Leaders that contradict themselves far too often give the impression that they lack intellectual consistency. Richard Dawkins has done this frequently. In one book he pens that “The universe we observe has precisely the properties we should expect if there is, at bottom, no design, no purpose, no evil, no good, nothing but blind, pitiless indifference” (3). But in a subsequent book he calls religious indoctrination evil, and also argues that “Faith is an evil precisely because it requires no justification and brooks no argument” (4). So, what is it then. Does evil exist or doesn’t it? Dawkins can’t answer you.
Elsewhere Dawkins praises the “why” question, saying that he “wanted to know why we’re all here. What is the meaning of life? Why does the universe exist? Why does life exist? That’s what drew me to science” (5). Then in one of his public debates he declares that the “The why question is just a silly question” (6). So what is it? Is the “why” question an important one or not?
But what can really rub the onlooker the wrong way are the large doses of arrogance and conceit that Dawkins and co. possess when making these inconsistent statements.
11. it solely accuses religion of violence.
No-one can deny that religion has had (and still does have) a hand in violence. Crusades, witch hunts, Jihad, they’re all there in the history books. However, the New Atheists will use all their effort to convince you that all religion is cut from the same cloth. They don’t draw boundaries; they simply haul religions into the same boat as if they all promote the same ethical systems and values. They will, however, promote their secularism as the idyllic utopia hoping that onlookers overlook barbaric acts on behalf of governments possessing atheistic ideologies. Soviet Russia, Mao, Pol Pot? Revolutionary France? What links them all? Simply that they were all atheists and they massacred millions of people to promote their godless agendas.
Of course the New Atheists will overlook all the good done in the name of religions. Universities, human rights, relief efforts, orphanages, medical care all done in the name of religion appears not to ever count for anything. But what gives? Surely evil is part of the human condition. Some have used religion to justify it, others atheism. People have used sports, politics, relationships, poverty etc. to justify all kinds of evil acts. Evil is part of the human condition, and not intrinsic to religions though religions can, and do, promote immoral laws.
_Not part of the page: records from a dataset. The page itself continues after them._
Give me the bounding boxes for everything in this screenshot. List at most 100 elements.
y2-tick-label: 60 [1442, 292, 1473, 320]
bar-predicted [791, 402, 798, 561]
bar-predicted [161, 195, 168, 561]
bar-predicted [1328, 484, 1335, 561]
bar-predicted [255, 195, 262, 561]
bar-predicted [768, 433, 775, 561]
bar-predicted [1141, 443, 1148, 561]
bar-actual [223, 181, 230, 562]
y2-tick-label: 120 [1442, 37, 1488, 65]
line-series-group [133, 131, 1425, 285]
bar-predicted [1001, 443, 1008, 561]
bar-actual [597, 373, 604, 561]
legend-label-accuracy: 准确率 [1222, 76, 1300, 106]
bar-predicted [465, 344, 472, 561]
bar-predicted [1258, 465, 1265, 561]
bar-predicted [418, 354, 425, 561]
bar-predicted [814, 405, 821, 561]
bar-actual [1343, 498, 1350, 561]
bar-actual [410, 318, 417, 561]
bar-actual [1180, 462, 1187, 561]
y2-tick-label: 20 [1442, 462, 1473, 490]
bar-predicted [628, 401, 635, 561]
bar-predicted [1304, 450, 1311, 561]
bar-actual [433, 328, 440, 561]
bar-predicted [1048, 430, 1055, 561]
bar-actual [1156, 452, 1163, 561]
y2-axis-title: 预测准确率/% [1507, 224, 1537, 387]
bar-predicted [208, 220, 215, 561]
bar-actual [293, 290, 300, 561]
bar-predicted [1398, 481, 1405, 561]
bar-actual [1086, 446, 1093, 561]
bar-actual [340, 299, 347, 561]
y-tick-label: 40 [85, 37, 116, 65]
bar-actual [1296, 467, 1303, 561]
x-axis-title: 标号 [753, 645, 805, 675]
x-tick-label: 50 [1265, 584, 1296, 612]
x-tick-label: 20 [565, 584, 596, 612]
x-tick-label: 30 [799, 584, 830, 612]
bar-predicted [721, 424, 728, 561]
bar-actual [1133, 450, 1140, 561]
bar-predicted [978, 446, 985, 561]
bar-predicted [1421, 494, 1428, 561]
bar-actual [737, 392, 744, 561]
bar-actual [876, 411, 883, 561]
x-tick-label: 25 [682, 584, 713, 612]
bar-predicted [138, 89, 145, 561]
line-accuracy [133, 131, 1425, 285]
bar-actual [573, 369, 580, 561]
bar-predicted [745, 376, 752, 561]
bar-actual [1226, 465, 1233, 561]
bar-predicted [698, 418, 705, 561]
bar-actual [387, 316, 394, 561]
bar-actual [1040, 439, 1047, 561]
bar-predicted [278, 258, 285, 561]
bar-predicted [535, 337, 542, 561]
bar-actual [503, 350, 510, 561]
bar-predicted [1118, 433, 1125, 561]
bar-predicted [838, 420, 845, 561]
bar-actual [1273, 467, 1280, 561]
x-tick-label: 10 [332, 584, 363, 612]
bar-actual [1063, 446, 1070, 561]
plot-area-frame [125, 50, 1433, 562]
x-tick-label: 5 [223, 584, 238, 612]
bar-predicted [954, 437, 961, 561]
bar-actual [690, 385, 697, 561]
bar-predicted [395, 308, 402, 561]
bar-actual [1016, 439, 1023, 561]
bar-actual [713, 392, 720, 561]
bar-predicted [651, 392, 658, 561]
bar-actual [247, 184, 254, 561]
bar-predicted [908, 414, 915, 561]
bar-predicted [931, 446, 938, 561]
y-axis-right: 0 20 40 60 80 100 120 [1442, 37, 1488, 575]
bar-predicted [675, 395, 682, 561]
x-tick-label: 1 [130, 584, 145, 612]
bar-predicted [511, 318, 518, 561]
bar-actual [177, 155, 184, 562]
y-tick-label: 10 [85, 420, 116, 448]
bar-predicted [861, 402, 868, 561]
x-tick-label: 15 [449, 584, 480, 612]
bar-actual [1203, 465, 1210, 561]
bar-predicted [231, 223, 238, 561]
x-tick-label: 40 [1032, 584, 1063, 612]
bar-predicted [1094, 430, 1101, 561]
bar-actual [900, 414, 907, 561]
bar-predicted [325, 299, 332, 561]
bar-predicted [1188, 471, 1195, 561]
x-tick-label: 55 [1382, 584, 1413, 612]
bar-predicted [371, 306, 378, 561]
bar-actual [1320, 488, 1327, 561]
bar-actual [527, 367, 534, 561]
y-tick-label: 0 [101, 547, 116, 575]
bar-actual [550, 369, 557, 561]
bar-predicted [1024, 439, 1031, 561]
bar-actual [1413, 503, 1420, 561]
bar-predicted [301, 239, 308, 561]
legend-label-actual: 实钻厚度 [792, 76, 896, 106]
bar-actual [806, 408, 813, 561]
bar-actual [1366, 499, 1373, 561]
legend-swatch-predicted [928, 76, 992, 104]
When these obvious reflections are willfully missed by the New Atheists they only seem to lack intellectual responsibility. If that is so then what else can we doubt? If so then how can we trust their diagnosis of reality and the purposes of human life?
1. Tim O’Neill quoted by Jorge Schulz in Rampant Historical Illiteracy (2015). Available.
2. Carter, N. 2014. An Atheist’s Defense of the Historicity of Jesus. Available.
3. Dawkins, R. 1995. River out of Eden. p. 131–32.
4. Dawkins, R. 2006. The God Delusion. p. 360.
5. Richard Dawkins quoted by Adam Mabry in Life and Doctrine (2014). p. 30.
6. Richard Dawkins Vs. William Lane Craig Debate. Available.